Now let's see how change is evident in the other scenes in the film:

  • In a mock training session at the Academy, Clarice's failure to consider her danger area is a metaphor for tunnel vision to only focus ahead. This is something that she must change. when letters are changed about).

  • Lecter asks for a change of setting - away from Chilton in a cell with a view.

  • Buffalo Bill's sixth victim is about to pass her abductor, but he looks so helpless that she changes her mind.

  • Buffalo Bill weighs down the first victim so she will surface later. Cleverly, Bill changes the order in which he killed.

  • In her speech, Senator Martin pleads for a change of heart for the fate of her daughter.

  • Starling offers a deal to Lecter involving a transfer – a change in setting. Lecter agrees to do so; however, Clarice must exchange information on Buffalo Bill for information on herself.

  • The course of destiny is changed for:

    a. the victims of Hannibal Lecter and Buffalo Bill.

    b. Clarice's father when he is surprised by two armed burglars.

    c. Clarice when her last parent dies.

    d. the lambs whose fate is death.

    e. Lecter when he frees himself. He changes both his clothes and his identity with a dead guard.

    f. Chilton who will be murdered by Lecter.

  • Lecter asks if the object in the throat of the victim is a butterfly, a creature that undergoes a change. He notes, "The significance of the moth is change .... Our Billy wants to change too." Butterflies are also evident in the artwork in Gumb's residence. Lecter directs Clarice to three centers for sex-change operations.

  • Chilton makes a deal with Lecter for a change of setting (from Baltimore, Maryland to Memphis, Tennessee). Senator Martin agrees to barter a new setting for information about her daughter's abductor.

  • A guard asks Clarice if Lecter is a vampire, a creature which undergoes a transformation.

  • Bill's interest in sewing involves his trade – altering clothes; Fredrica, as well as her friend Stacy, used to alter clothes for Mrs. Lippmann.

  • Fredrica Bimmel leaves Belvedere for a better life in Chicago.

  • As Catherine puts her plan of escape into effect, Jame Gumb is transforming his appearance. 

  • Jame Gumb changes his name to John Grant and then Jack Gordon. Crawford learns too late that Gumb has changed his residence.

  • Lecter has altered his appearance to avoid detection by Chilton; his hair looks different.
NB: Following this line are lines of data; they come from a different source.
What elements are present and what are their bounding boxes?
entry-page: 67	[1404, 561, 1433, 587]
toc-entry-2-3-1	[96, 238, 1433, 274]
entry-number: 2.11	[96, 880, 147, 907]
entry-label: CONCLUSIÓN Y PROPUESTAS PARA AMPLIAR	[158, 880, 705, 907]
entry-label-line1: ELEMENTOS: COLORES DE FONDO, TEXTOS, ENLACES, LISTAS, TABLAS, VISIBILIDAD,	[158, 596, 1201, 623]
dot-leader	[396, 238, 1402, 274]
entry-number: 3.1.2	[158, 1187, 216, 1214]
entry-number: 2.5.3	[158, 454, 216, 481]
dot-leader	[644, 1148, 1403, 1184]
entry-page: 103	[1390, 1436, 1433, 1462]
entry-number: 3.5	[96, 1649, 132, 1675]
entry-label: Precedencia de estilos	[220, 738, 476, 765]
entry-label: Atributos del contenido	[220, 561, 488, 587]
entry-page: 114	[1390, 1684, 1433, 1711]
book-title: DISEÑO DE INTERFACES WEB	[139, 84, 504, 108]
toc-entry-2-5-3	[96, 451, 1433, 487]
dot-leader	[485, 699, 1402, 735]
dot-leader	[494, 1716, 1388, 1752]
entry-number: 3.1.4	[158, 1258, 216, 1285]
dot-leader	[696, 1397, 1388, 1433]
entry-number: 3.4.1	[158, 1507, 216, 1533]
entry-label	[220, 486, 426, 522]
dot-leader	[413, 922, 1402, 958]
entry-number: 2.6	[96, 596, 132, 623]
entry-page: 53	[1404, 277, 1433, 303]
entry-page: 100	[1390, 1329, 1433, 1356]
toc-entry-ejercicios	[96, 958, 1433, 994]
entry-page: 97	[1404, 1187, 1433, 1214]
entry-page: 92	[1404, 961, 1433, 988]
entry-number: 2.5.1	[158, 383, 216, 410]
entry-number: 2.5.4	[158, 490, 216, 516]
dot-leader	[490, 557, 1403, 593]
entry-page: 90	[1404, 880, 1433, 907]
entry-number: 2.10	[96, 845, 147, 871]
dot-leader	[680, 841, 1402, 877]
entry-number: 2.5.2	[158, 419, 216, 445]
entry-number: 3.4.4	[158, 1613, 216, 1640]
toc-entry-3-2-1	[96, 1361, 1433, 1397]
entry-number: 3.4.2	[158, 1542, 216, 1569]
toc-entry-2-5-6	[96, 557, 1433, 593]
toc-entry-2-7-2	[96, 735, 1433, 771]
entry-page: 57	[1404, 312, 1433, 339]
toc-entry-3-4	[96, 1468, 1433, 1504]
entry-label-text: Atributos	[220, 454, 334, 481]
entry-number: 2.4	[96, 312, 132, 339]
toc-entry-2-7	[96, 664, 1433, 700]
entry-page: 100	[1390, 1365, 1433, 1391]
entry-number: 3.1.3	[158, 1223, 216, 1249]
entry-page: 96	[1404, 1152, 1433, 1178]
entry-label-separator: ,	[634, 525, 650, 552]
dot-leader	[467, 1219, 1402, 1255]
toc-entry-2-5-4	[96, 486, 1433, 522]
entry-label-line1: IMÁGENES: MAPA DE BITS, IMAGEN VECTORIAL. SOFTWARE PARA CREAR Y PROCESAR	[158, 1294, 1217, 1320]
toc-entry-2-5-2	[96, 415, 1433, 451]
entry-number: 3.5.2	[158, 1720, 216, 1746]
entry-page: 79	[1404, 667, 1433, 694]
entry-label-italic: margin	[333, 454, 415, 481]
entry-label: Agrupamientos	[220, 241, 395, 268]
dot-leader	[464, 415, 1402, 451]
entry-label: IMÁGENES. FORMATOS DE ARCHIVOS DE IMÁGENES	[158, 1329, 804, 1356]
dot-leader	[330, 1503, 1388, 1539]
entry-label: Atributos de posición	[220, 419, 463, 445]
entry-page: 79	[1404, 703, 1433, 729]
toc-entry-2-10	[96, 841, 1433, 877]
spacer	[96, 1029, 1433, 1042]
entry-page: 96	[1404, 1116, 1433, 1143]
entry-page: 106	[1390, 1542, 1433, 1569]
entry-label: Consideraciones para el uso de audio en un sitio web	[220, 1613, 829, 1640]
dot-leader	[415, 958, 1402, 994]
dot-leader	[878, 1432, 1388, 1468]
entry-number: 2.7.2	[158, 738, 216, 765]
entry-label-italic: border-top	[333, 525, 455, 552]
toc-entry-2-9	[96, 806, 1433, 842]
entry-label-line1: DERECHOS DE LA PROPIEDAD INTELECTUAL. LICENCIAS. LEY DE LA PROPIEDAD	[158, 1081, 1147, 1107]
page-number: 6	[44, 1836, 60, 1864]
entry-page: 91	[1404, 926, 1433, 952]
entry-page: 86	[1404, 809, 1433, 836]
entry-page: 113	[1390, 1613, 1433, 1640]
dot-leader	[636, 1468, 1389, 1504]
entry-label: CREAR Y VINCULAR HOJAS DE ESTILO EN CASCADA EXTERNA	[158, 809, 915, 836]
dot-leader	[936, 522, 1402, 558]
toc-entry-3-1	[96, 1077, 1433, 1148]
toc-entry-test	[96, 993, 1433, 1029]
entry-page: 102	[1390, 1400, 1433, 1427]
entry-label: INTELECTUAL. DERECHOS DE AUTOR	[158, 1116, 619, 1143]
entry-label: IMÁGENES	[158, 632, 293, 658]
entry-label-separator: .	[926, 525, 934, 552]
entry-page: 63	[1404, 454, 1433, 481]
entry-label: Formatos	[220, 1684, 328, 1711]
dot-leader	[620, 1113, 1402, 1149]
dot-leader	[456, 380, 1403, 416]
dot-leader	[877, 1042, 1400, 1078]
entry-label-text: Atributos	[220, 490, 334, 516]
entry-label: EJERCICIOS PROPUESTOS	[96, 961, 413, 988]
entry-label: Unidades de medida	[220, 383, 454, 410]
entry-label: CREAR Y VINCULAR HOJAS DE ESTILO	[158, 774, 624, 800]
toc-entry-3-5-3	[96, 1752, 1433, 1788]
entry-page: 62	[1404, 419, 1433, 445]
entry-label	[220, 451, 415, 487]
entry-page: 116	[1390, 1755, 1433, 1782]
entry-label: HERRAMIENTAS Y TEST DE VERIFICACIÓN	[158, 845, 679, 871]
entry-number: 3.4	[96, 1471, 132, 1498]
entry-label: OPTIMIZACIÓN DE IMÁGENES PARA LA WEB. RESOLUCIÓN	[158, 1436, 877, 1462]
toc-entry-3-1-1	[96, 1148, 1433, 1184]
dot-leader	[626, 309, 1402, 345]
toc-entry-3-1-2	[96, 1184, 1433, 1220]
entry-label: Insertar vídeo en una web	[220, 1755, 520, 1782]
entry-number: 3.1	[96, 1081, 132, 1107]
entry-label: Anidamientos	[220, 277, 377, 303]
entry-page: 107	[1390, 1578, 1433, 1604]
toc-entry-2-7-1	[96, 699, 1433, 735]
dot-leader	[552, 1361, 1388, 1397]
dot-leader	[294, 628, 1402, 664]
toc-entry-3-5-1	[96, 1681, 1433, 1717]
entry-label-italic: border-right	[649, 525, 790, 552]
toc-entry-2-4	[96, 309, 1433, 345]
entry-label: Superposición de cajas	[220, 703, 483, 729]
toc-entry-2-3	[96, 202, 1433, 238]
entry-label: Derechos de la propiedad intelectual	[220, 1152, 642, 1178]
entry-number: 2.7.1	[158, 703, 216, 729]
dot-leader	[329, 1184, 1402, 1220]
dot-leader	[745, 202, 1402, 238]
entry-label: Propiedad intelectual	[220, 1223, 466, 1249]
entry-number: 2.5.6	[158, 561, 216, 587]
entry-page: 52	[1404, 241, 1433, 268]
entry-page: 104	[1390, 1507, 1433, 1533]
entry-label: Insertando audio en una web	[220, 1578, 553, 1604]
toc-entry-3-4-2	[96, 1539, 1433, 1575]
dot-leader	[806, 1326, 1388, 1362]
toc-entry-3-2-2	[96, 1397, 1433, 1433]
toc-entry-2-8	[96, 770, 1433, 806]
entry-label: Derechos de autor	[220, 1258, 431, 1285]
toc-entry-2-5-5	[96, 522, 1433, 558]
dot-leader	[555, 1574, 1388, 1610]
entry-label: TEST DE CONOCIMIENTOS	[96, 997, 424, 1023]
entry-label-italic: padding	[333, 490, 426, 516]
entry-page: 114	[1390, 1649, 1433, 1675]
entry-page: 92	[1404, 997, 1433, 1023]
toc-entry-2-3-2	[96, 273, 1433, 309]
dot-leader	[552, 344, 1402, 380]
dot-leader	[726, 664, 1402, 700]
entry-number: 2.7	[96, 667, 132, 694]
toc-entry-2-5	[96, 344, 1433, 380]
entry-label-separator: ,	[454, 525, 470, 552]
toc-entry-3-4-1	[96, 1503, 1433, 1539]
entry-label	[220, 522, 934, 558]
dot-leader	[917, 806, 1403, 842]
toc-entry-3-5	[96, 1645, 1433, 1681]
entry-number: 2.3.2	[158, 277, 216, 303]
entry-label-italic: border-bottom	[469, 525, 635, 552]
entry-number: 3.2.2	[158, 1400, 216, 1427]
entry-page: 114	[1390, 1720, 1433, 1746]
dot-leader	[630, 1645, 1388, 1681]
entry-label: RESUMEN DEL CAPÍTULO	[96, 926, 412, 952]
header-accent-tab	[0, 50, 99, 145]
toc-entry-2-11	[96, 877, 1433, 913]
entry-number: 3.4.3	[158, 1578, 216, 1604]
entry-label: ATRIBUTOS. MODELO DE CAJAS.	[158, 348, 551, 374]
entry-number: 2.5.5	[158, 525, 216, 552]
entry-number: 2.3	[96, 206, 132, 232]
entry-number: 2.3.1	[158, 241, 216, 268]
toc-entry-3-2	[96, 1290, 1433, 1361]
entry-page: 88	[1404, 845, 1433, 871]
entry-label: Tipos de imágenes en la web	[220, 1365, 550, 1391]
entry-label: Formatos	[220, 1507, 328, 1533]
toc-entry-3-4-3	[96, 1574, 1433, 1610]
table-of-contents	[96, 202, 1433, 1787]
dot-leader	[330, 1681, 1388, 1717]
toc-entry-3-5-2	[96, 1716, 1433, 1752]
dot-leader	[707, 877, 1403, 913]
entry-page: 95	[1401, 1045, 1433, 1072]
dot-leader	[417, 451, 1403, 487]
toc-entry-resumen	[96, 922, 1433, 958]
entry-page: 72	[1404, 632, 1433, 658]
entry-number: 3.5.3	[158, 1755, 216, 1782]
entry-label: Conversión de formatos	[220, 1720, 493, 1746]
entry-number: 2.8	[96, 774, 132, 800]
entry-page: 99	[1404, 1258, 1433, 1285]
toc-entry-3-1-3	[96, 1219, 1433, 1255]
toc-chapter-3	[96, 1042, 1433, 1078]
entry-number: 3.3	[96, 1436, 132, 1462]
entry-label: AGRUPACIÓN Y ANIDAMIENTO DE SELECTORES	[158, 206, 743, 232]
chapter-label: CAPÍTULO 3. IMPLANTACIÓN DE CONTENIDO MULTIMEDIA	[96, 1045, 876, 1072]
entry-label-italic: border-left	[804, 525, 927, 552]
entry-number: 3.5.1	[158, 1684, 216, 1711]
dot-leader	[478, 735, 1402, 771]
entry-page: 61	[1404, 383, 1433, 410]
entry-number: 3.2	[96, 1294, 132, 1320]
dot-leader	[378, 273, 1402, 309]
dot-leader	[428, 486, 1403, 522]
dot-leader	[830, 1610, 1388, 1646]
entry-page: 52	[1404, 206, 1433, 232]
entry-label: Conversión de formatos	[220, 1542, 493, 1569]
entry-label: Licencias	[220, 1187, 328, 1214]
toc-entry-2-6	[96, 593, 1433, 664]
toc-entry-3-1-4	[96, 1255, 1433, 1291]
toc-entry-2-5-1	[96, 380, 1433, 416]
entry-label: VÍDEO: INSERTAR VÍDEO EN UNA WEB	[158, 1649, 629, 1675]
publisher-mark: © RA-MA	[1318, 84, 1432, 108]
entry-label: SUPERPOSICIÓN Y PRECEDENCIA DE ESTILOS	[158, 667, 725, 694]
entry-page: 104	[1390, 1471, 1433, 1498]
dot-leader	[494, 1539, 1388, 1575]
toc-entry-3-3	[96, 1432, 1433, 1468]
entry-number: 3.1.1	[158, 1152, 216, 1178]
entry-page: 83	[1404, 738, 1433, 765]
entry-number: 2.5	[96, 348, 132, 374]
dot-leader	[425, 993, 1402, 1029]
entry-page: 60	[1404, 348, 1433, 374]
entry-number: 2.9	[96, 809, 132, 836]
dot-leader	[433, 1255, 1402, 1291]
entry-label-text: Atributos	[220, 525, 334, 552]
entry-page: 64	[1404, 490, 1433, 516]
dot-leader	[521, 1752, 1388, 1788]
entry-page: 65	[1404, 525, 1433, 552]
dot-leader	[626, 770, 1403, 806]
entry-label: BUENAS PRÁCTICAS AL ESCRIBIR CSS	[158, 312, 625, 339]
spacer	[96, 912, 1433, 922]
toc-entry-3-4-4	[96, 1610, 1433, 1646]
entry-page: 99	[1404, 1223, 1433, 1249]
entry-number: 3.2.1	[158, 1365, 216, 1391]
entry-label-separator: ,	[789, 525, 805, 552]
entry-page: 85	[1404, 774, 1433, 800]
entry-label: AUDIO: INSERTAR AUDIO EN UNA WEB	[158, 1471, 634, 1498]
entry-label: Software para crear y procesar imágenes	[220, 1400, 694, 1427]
Because the focus of The Silence of the Lambs is on women and change, the following elements, as conveyed through the storyline, must change in society: the perception of women as less than equal to men in the workplace and affording women equal opportunities in choice careers, women as victims of male abuse (and most degrading, the object of sperm), women as helpless creatures, women as flesh, women as tools to be used by men. These are legitimate social and humanitarian concerns.

In response to the critics, what is unimportant is the sexual preference of a person (regardless of his state of mind) in a film or in real life. One can only wonder if the killer were hetero-sexual would similar complaints be registered. Also unimportant is the private lives of those whose job it is to act. Actors owe us no more and no less than what they are paid to do. Their private lives should be respected and need no defense.